The goal is winning, not scoring the most points. It doesn’t matter if you win by 1 or 10,000 points—a win is a win. Since bracket pools often have between 10 and 100 members, any event that occurs rarely is going to be suboptimal to pick, regardless of how much bonus we add to it. Therefore, for this analysis, I chose to remove seed-round combinations below 1.5%.

We will use the geometric baseline scoring system, which rewards double the points in each round for correct picks. For example, if a correct pick is worth 1 point in the first round, then it would be worth 2 points in the second round, 4 points in the third round, and so on until the championship, where a correct pick is worth 32 points.

Finally, we optimize the upset bonuses to meet these criteria:

1. Reward having as many matchups as possible have similar expected value.
2. The underdog having a greater expected value is bad, so this is penalized 5 times as much as the favorite having a greater expected value.
3. All upset bonuses should be integers.
4. There should be some pattern in how the upset bonuses grow over time.

This results in the scoring values shown in the table below. The “Optimal Upset Bonus” is what comes out of the optimizer, and it’s a good starting point. The upset bonuses mostly increase with later rounds, but they do not follow a defined pattern like the baseline scoring does. This is unfortunate since it adds complexity. However, we noticed that if you spread out the bonuses, you could make them exactly half of the baseline scoring values and still have a decent result.

How do we know how good our results are? Figure 2 displays the expected cumulative score for picking each seed to reach each round. We black out seed rounds that are rare (less than 1.5%). Additionally, we place a yellow box around the seeds that are competing with one another for each open bracket slot.

Figure 2: Expected cumulative score for picking each seed to reach each round. Rare seed rounds are blacked out (less than 1.5%). Yellow boxes are around seeds competing for the same bracket slots.

There are a few great outcomes from this:

1. Only twice does a lower seed have a higher expected cumulative score for a bracket slot:
   • The 8–9 first round matchup, which is unavoidable.
   • No. 3 seeds over No. 2 seeds for winning the championship.
2. The expected values have been brought much closer for several matchups:
   • First round: No. 5–12, 6–11, and 7–10 seeds
   • Second round: No. 4–5 seeds and 3–6 seeds
   • Third round and on: No. 2 and 3 seeds
   • Championship: No. 1, 2, and 3 seeds
3. The bonus is simple and easy to explain (always half the point value for picking the correct winner).

In conclusion, the tyranny of the chalk bracket has been adequately challenged by our custom scoring system without opening the door to gaming the upset bonus.

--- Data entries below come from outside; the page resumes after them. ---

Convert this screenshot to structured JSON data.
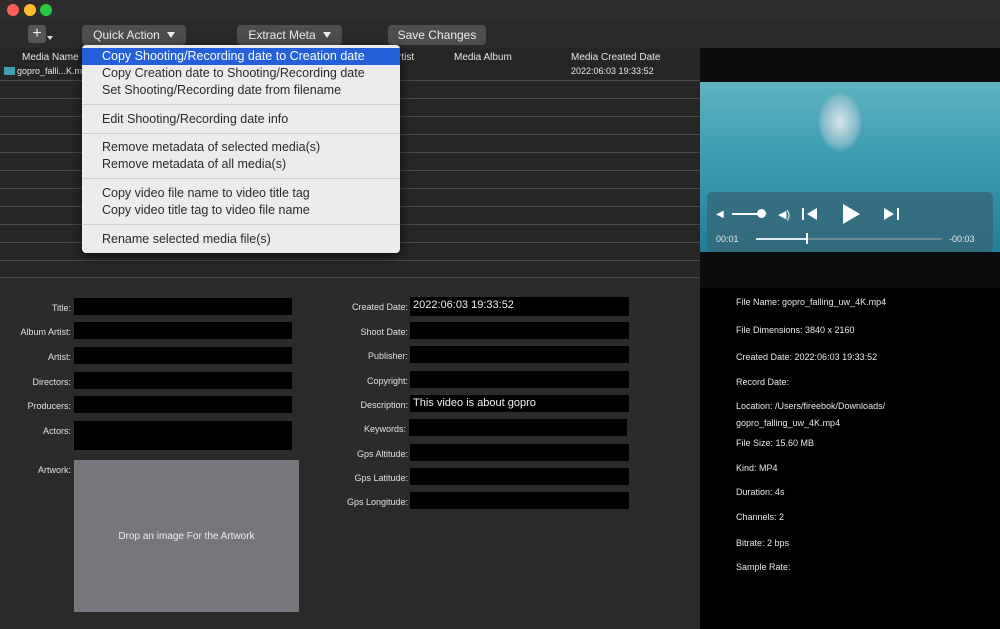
{
  "toolbar": {
    "add_label": "+",
    "quick_action": "Quick Action",
    "extract_meta": "Extract Meta",
    "save_changes": "Save Changes"
  },
  "table": {
    "headers": {
      "media_name": "Media Name",
      "artist_partial": "rtist",
      "media_album": "Media Album",
      "media_created": "Media Created Date"
    },
    "row": {
      "name": "gopro_falli...K.mp",
      "created": "2022:06:03 19:33:52"
    }
  },
  "menu": {
    "items": [
      "Copy Shooting/Recording date to Creation date",
      "Copy Creation date to Shooting/Recording date",
      "Set Shooting/Recording date from filename",
      "Edit Shooting/Recording date info",
      "Remove metadata of selected media(s)",
      "Remove metadata of all media(s)",
      "Copy video file name to video title tag",
      "Copy video title tag to video file name",
      "Rename selected media file(s)"
    ]
  },
  "player": {
    "elapsed": "00:01",
    "remaining": "-00:03",
    "volume_level": 0.8,
    "progress": 0.27
  },
  "form_left": {
    "title": "Title:",
    "album_artist": "Album Artist:",
    "artist": "Artist:",
    "directors": "Directors:",
    "producers": "Producers:",
    "actors": "Actors:",
    "artwork": "Artwork:",
    "artwork_placeholder": "Drop an image For the Artwork"
  },
  "form_right": {
    "created_date": "Created Date:",
    "created_date_value": "2022:06:03 19:33:52",
    "shoot_date": "Shoot Date:",
    "publisher": "Publisher:",
    "copyright": "Copyright:",
    "description": "Description:",
    "description_value": "This video is about gopro",
    "keywords": "Keywords:",
    "gps_altitude": "Gps Altitude:",
    "gps_latitude": "Gps Latitude:",
    "gps_longitude": "Gps Longitude:"
  },
  "info": {
    "file_name": "File Name: gopro_falling_uw_4K.mp4",
    "dimensions": "File Dimensions: 3840 x 2160",
    "created_date": "Created Date: 2022:06:03 19:33:52",
    "record_date": "Record Date:",
    "location_1": "Location: /Users/fireebok/Downloads/",
    "location_2": "gopro_falling_uw_4K.mp4",
    "file_size": "File Size: 15.60 MB",
    "kind": "Kind: MP4",
    "duration": "Duration: 4s",
    "channels": "Channels: 2",
    "bitrate": "Bitrate: 2 bps",
    "sample_rate": "Sample Rate:"
  },
  "colors": {
    "accent": "#2460d9",
    "close": "#fe5f57",
    "minimize": "#febc2e",
    "zoom": "#28c840"
  }
}
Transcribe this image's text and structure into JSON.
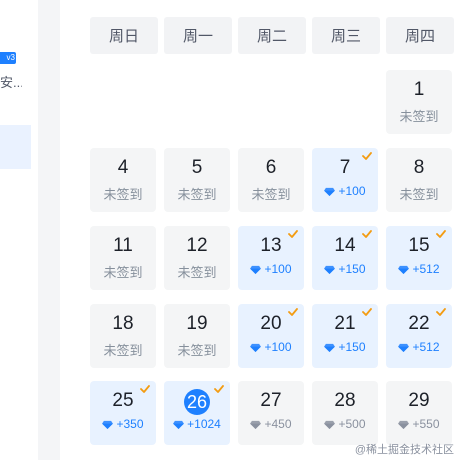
{
  "sidebar": {
    "badge": "v3",
    "text": "安..."
  },
  "calendar": {
    "weekdays": [
      "周日",
      "周一",
      "周二",
      "周三",
      "周四"
    ],
    "accent_color": "#1e80ff",
    "check_color": "#f39c12",
    "days": [
      {
        "day": "1",
        "status": "unsigned",
        "label": "未签到"
      },
      {
        "day": "4",
        "status": "unsigned",
        "label": "未签到"
      },
      {
        "day": "5",
        "status": "unsigned",
        "label": "未签到"
      },
      {
        "day": "6",
        "status": "unsigned",
        "label": "未签到"
      },
      {
        "day": "7",
        "status": "signed",
        "label": "+100"
      },
      {
        "day": "8",
        "status": "unsigned",
        "label": "未签到"
      },
      {
        "day": "11",
        "status": "unsigned",
        "label": "未签到"
      },
      {
        "day": "12",
        "status": "unsigned",
        "label": "未签到"
      },
      {
        "day": "13",
        "status": "signed",
        "label": "+100"
      },
      {
        "day": "14",
        "status": "signed",
        "label": "+150"
      },
      {
        "day": "15",
        "status": "signed",
        "label": "+512"
      },
      {
        "day": "18",
        "status": "unsigned",
        "label": "未签到"
      },
      {
        "day": "19",
        "status": "unsigned",
        "label": "未签到"
      },
      {
        "day": "20",
        "status": "signed",
        "label": "+100"
      },
      {
        "day": "21",
        "status": "signed",
        "label": "+150"
      },
      {
        "day": "22",
        "status": "signed",
        "label": "+512"
      },
      {
        "day": "25",
        "status": "signed",
        "label": "+350"
      },
      {
        "day": "26",
        "status": "today",
        "label": "+1024"
      },
      {
        "day": "27",
        "status": "future",
        "label": "+450"
      },
      {
        "day": "28",
        "status": "future",
        "label": "+500"
      },
      {
        "day": "29",
        "status": "future",
        "label": "+550"
      }
    ]
  },
  "watermark": "@稀土掘金技术社区"
}
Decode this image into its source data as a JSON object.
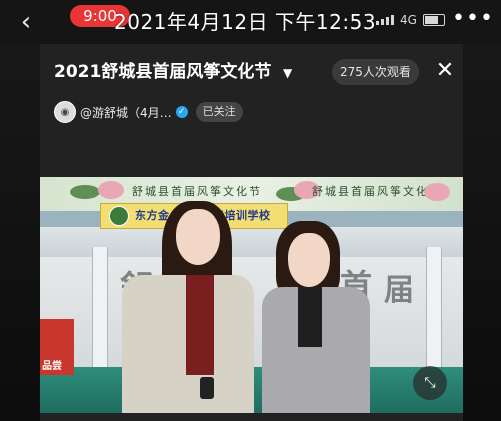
{
  "status_bar": {
    "time_pill": "9:00",
    "datetime": "2021年4月12日 下午12:53",
    "network": "4G"
  },
  "header": {
    "title": "2021舒城县首届风筝文化节",
    "viewers": "275人次观看"
  },
  "author": {
    "name": "@游舒城（4月…",
    "follow_label": "已关注"
  },
  "video": {
    "banner_text": "舒城县首届风筝文化节",
    "school_sign": "东方金",
    "school_sign_tail": "能培训学校",
    "calligraphy": [
      "舒",
      "首",
      "届"
    ],
    "board_text": "品尝"
  },
  "icons": {
    "back": "chevron-left-icon",
    "close": "close-icon",
    "more": "more-dots-icon",
    "fullscreen": "fullscreen-icon"
  },
  "colors": {
    "time_pill": "#e83535",
    "verified": "#27a7f4"
  }
}
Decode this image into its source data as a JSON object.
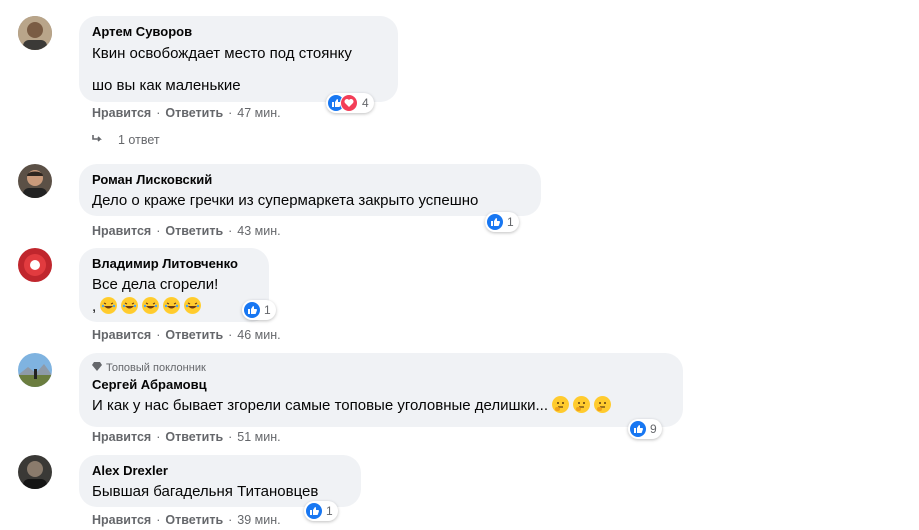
{
  "actions": {
    "like": "Нравится",
    "reply": "Ответить",
    "separator": "·"
  },
  "comments": [
    {
      "author": "Артем Суворов",
      "lines": [
        "Квин освобождает место под стоянку",
        "шо вы как маленькие"
      ],
      "time": "47 мин.",
      "reactions": [
        "like",
        "love"
      ],
      "reaction_count": "4",
      "replies": "1 ответ"
    },
    {
      "author": "Роман Лисковский",
      "lines": [
        "Дело о краже гречки из супермаркета закрыто успешно"
      ],
      "time": "43 мин.",
      "reactions": [
        "like"
      ],
      "reaction_count": "1"
    },
    {
      "author": "Владимир Литовченко",
      "lines": [
        "Все дела сгорели!",
        ","
      ],
      "emoji_line": {
        "icon": "laughing-emoji",
        "count": 5
      },
      "time": "46 мин.",
      "reactions": [
        "like"
      ],
      "reaction_count": "1"
    },
    {
      "badge": "Топовый поклонник",
      "author": "Сергей Абрамовц",
      "lines": [
        "И как у нас бывает згорели самые топовые уголовные делишки..."
      ],
      "trailing_emoji": {
        "icon": "thinking-emoji",
        "count": 3
      },
      "time": "51 мин.",
      "reactions": [
        "like"
      ],
      "reaction_count": "9"
    },
    {
      "author": "Alex Drexler",
      "lines": [
        "Бывшая багадельня Титановцев"
      ],
      "time": "39 мин.",
      "reactions": [
        "like"
      ],
      "reaction_count": "1"
    }
  ],
  "colors": {
    "like": "#1877f2",
    "love": "#f33e58",
    "bubble": "#f0f2f5",
    "meta": "#65676b"
  }
}
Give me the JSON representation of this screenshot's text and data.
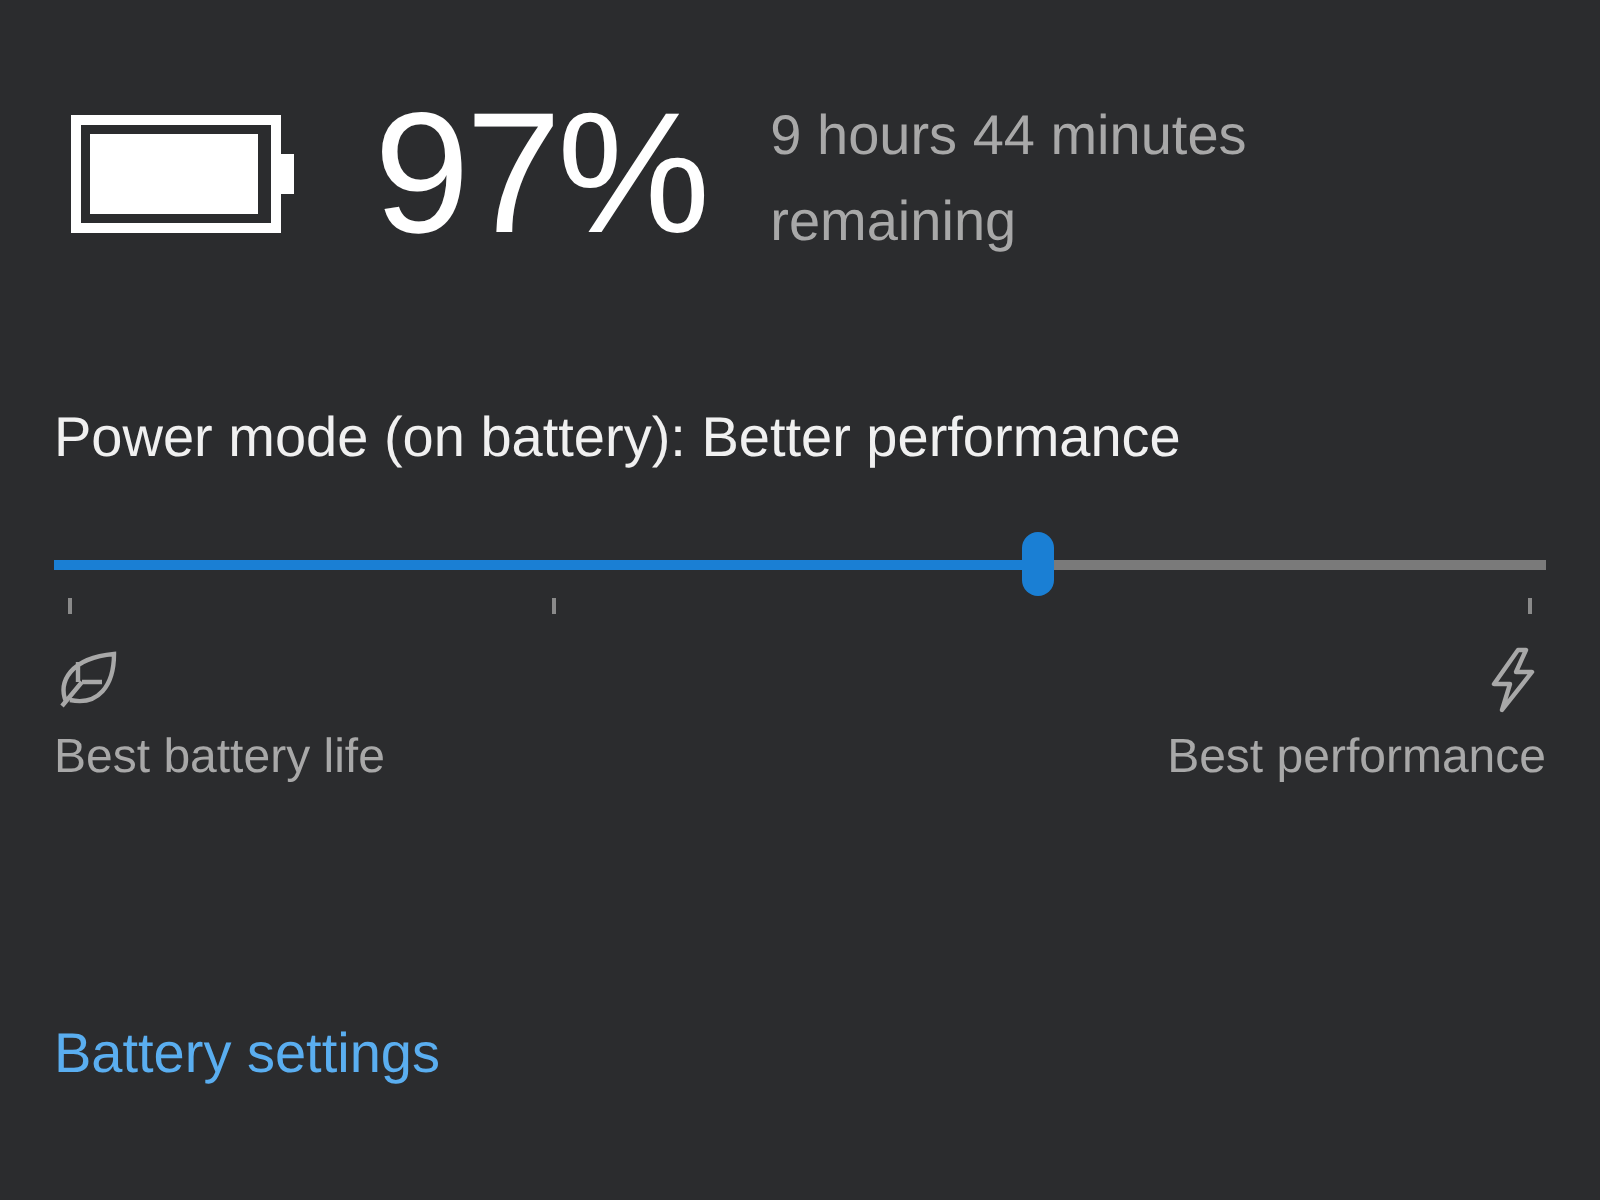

Is this the perfect scoring system? Are we geniuses? Will a new Virginia basketball dynasty start next year? I can only hope the answer will be yes to all the above, but only time will tell.

Happy bracketing!

Footnotes

¹ Source: me, a sports fan

² These probabilities are normalized to account for low sample size. For example, No. 7 seeds are 1 for 1 in winning national championships. This is adjusted downward using the average winning percentage for lower seeds in the championship game.

³ https://www.elderresearch.com/blog/how-to-pick-a-winning-march-madness-bracket/